Post # 1
So my FI’s bachelor party is this weekend! I am actually kind of jealous I can’t go lol. They’re going paintballing, visiting a comedy club, going to a casino, partying it up in a hotel room and then having a superbowl party the next day.
Anyway, yesterday I had a shower and after everyone had left my Fiance was talking about his bachelor party with his family. His sister said that their dad should have been invited! My Fiance and I had no idea! I mean it’s no problem, he can totally come if he wants (although I doubt he’ll want to stick around for the drunken hotel room party lol).

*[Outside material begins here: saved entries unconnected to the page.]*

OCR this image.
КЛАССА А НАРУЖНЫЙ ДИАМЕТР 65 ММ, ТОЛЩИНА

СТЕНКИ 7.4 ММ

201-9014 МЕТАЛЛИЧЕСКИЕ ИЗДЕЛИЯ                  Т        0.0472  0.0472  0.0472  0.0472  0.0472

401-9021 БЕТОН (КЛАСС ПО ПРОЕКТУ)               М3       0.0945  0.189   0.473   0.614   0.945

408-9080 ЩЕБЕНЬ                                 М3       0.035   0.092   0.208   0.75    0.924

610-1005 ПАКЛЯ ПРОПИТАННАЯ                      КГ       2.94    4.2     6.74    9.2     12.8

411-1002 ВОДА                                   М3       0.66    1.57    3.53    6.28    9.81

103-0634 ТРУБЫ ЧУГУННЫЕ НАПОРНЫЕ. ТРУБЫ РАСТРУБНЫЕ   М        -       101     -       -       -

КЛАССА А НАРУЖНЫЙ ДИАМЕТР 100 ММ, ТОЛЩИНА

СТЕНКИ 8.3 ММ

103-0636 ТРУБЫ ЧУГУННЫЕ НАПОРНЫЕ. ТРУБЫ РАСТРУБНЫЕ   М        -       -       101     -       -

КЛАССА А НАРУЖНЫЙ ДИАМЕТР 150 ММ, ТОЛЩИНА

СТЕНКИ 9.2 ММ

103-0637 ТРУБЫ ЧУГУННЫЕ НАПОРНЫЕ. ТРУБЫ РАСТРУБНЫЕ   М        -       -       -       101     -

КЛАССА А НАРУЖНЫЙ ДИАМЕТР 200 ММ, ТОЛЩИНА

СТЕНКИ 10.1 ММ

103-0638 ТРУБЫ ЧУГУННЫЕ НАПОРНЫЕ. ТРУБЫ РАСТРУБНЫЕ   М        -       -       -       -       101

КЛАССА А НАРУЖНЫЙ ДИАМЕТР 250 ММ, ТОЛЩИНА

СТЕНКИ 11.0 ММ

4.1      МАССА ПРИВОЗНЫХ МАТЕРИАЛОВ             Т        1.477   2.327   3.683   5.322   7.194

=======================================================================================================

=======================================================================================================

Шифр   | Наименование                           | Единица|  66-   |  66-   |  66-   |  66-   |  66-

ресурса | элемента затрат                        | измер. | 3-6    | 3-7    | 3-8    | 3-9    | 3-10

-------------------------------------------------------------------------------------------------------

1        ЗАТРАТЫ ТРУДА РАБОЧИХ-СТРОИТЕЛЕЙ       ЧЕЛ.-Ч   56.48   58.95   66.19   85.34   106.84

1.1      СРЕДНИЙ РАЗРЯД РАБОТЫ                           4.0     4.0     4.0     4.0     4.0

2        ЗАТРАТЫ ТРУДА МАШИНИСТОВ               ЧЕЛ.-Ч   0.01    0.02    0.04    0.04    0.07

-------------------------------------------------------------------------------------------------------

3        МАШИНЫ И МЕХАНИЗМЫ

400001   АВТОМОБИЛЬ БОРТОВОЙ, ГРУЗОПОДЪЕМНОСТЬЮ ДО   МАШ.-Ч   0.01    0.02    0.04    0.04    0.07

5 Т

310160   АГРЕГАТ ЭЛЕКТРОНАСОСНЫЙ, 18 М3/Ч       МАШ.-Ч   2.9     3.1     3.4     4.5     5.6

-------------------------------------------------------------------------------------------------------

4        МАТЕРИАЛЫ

Are fathers always supposed to be invited to the bachelor party? I always thought it was just for the groom and his friends (“bachelors”).
I guess I thought it was kind of odd? I mean my Fiance is not having strippers or anything like that at his party, but would dads still be expected to be invited if there were lol?
Post # 3
I had the same question before. Apparently, a lot of people think the Future Father-In-Law should be invited, but like you I found this a bit odd. It does seem like it would be harder for your Fiance and his friends to let loose and have fun with the father around. That’s just my opinion.
Post # 4
@Bichon Frise: I don’t think any of the guys will mind him coming, I mean he used to play paintball with them (although apparently he’s a really good shot and he often beats everyone so that might be a downer lmao). I guess I am more curious if fathers are supposed to be invited even if there are strippers? Isn’t that kind of awkward lol? I guess it depends on what kind of relationship the groom has with the dad.
Post # 5
My Father-In-Law attended both DH’s and my BIL’s bachelor parties. My step dad was invited to DH’s but he opted not to go since he doesn’t drink and probably wouldn’t have had a good time.
I think it depends on the kind of relationship that they have and what the guys are going to be doing. Then again, Darling Husband and my BIL had two VERY different parties (my BIL’s would rate MA while DH’s was kept PG13) and my Father-In-Law was in attendance for both.
Post # 6
I answered the previous thread as well. All of the guys in Darling Husband circle, their fathers attended their bachelor parties. I don’t think he has to invite him but some just are comfortable with their dads and I know none of these guys change or act different bc dad is around. It’s nothing new to us but they also don’t have crazy parties either; they usually camp, hunt etc. Not everyone sees this as “bidding farewell to single life” I did that when I became serious with Darling Husband, not the week prior to my wedding.
Post # 7
Personally I feel that whether one is having a tame spa day bachelorette or dinner with winetasting bachelor party or something raunchy with strippers that inviting parents is odd. I feel like it’s a time for the bride-to-be or groom-to-be to bid farewell to their single life with their friends and that it’s not a time to include mom or dad.
Post # 8
My Father-In-Law went to my Darling Husband bach party. They did golfing, dinner out and played poker back at the house.
Post # 9
@Cappugcino: Yeah I just kind of always assumed that it was a friends thing rather than a family one. I’m not having a bachelorette at all, so I didn’t even consider this until now lol.
Post # 10
@Cappugcino: My mom and aunt both attended my bachelorette party and I loved having them there. My Mother-In-Law was supposed to come too but she came down with a stomach bug earlier that day. I think it’s perfectly normal to involve your parents or other older family members as long as the relationship is there and the party isn’t involving anything that they would be uncomfortable with. Now that I’m older and her job is (for the most part) done, my mom is more like my friend than my mother. I feel the same way about my aunt, too. I wanted them there and I’m happy that they participated.
Post # 11
Every bachelor party I’m familiar with had both the father and the in-law invited (and I did think this strange, at first). Still, at least you know nothing TOO crazy can “go down.”
Post # 13
I voted other, because I think it depends on what they are doing, and the relationship between your Fiance and Future Father-In-Law. My husband’s bach party was only him and his friends went to a local bar and drank. Father-In-Law went as well, and I came at the end of the night so I could take everybody home. They all had a great time
Post # 14
It would only be akward if his father doesnt have the same personality as his son. Ive heard of fathers attending these parties. They are not uptight non drinking dads tho. It all depends on his personality.